Floransa'da eğitim gördükten sonra hukuk okudu ve bir süre hukuk alanında çalıştı. Ancak daha sonra ilgisini sanata ve bilime yöneltti. Özellikle mimari, matematik, ve edebiyat alanlarında kendini geliştirdi.

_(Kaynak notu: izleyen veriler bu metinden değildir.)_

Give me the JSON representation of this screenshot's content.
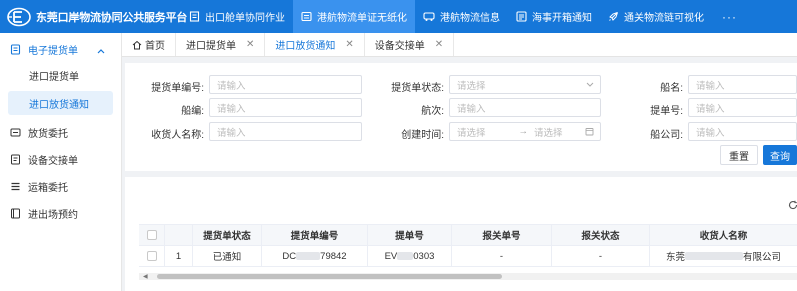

Antik Yunan ve Roma kültürüne büyük bir hayranlık duyuyordu ve bu kültürlerden esinlenerek çalışmalarını şekillendirdi.

Mimari alanında, Floransa, Roma ve Milano gibi şehirlerde birçok önemli yapıda çalıştı. Rönesans döneminin mimari anlayışına büyük katkılarda bulundu. Özellikle "De Re Aedificatoria" (Mimarlık Üzerine) adlı eseri, mimarlık teorisine önemli katkılar yapmıştır.

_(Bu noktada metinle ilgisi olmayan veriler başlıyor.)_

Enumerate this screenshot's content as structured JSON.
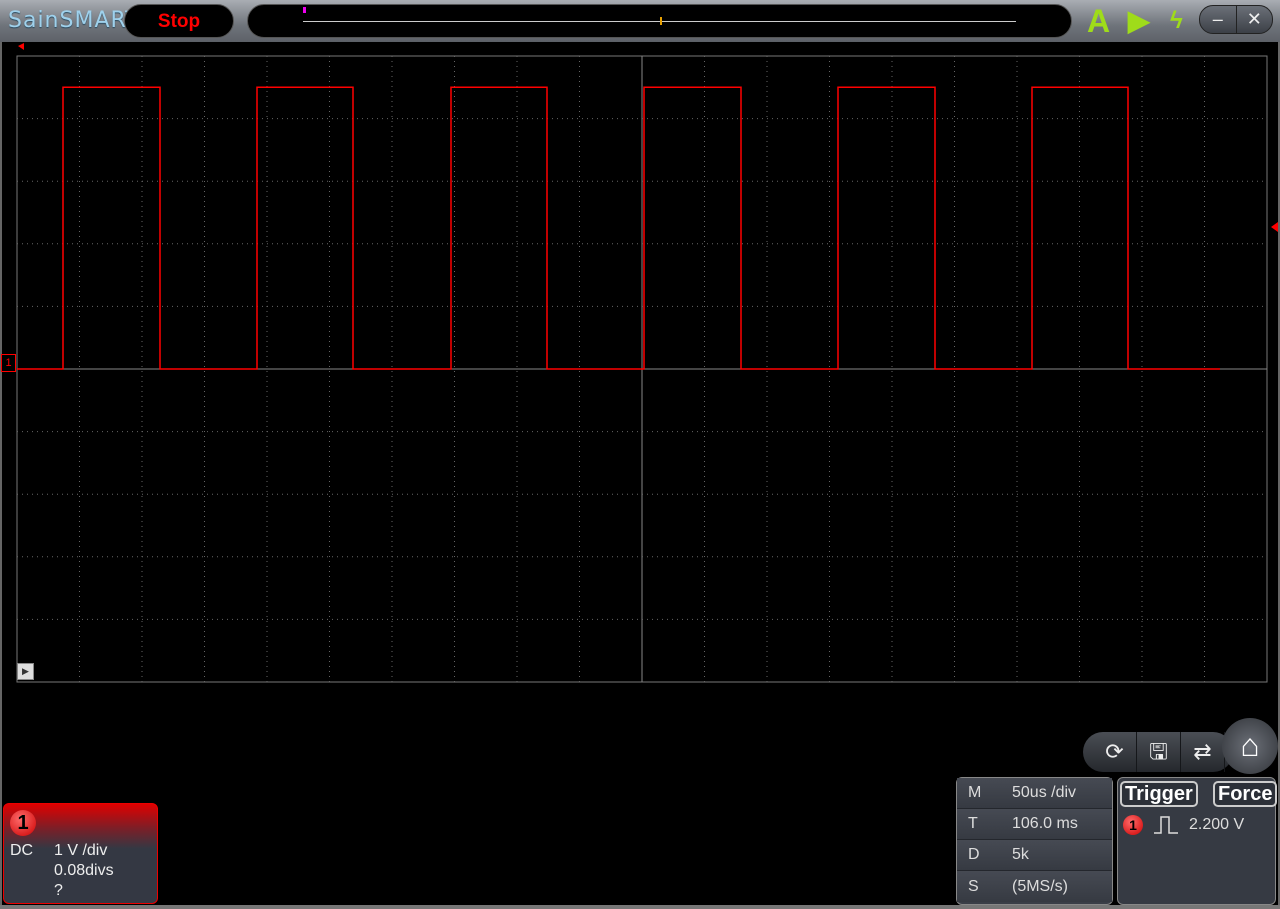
{
  "topbar": {
    "logo": "SainSMART",
    "run_state": "Stop",
    "icons": [
      "auto-icon",
      "run-icon",
      "single-trigger-icon"
    ],
    "minimize": "–",
    "close": "✕"
  },
  "trace": {
    "channel": "1",
    "color": "#ff0000",
    "high_v": 4.5,
    "low_v": 0,
    "screen_span_us": 1000,
    "edges_us": [
      36.8,
      114.4,
      192,
      268.8,
      347.2,
      424,
      501.6,
      579.2,
      656.8,
      734.4,
      812,
      888.8
    ],
    "end_us": 962.4
  },
  "toolbar": {
    "icons": [
      "auto-set-icon",
      "save-icon",
      "switch-window-icon",
      "home-icon"
    ]
  },
  "measure": {
    "rows": [
      {
        "key": "M",
        "value": "50us /div"
      },
      {
        "key": "T",
        "value": "106.0 ms"
      },
      {
        "key": "D",
        "value": "5k"
      },
      {
        "key": "S",
        "value": "(5MS/s)"
      }
    ]
  },
  "trigger": {
    "label": "Trigger",
    "force": "Force",
    "channel": "1",
    "edge": "rising",
    "level": "2.200 V"
  },
  "channel": {
    "number": "1",
    "coupling": "DC",
    "scale": "1 V /div",
    "offset": "0.08divs",
    "probe": "?"
  }
}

Alberti'nin sanat alanındaki çalışmaları sadece mimari ile sınırlı değildi. Ressam olarak da tanındı ve perspektifin kullanımında önemli adımlar attı. Ayrıca edebiyat alanında da başarılıydı ve şiirler, mektuplar ve diğer eserler kaleme aldı.

1472 yılında Floransa'da öldü. Ölümünden önce birçok önemli eser bıraktı ve İtalyan Rönesansı'nın gelişimine büyük katkıda bulundu. Bugün hala, hem mimarlık hem de sanat tarihinde önemli bir figür olarak anılmaktadır.

Floransak mimarlar grubu

15. yüzyılın başlarında İtalya'da Antik Roma'nın yeniden keşfedilmesi ve bu döneme dair bir ilginin artması, Rönesans döneminin başlamasına önemli bir zemin hazırlamıştır. Bu dönemde, sanat, kültür ve bilim alanlarında yeni bir anlayış doğmuş ve Orta Çağ'ın karanlık ve dini odaklı düşüncelerinden uzaklaşılmasıyla birlikte Antik Roma'nın insan merkezli temaları tekrar ön plana çıkmıştır.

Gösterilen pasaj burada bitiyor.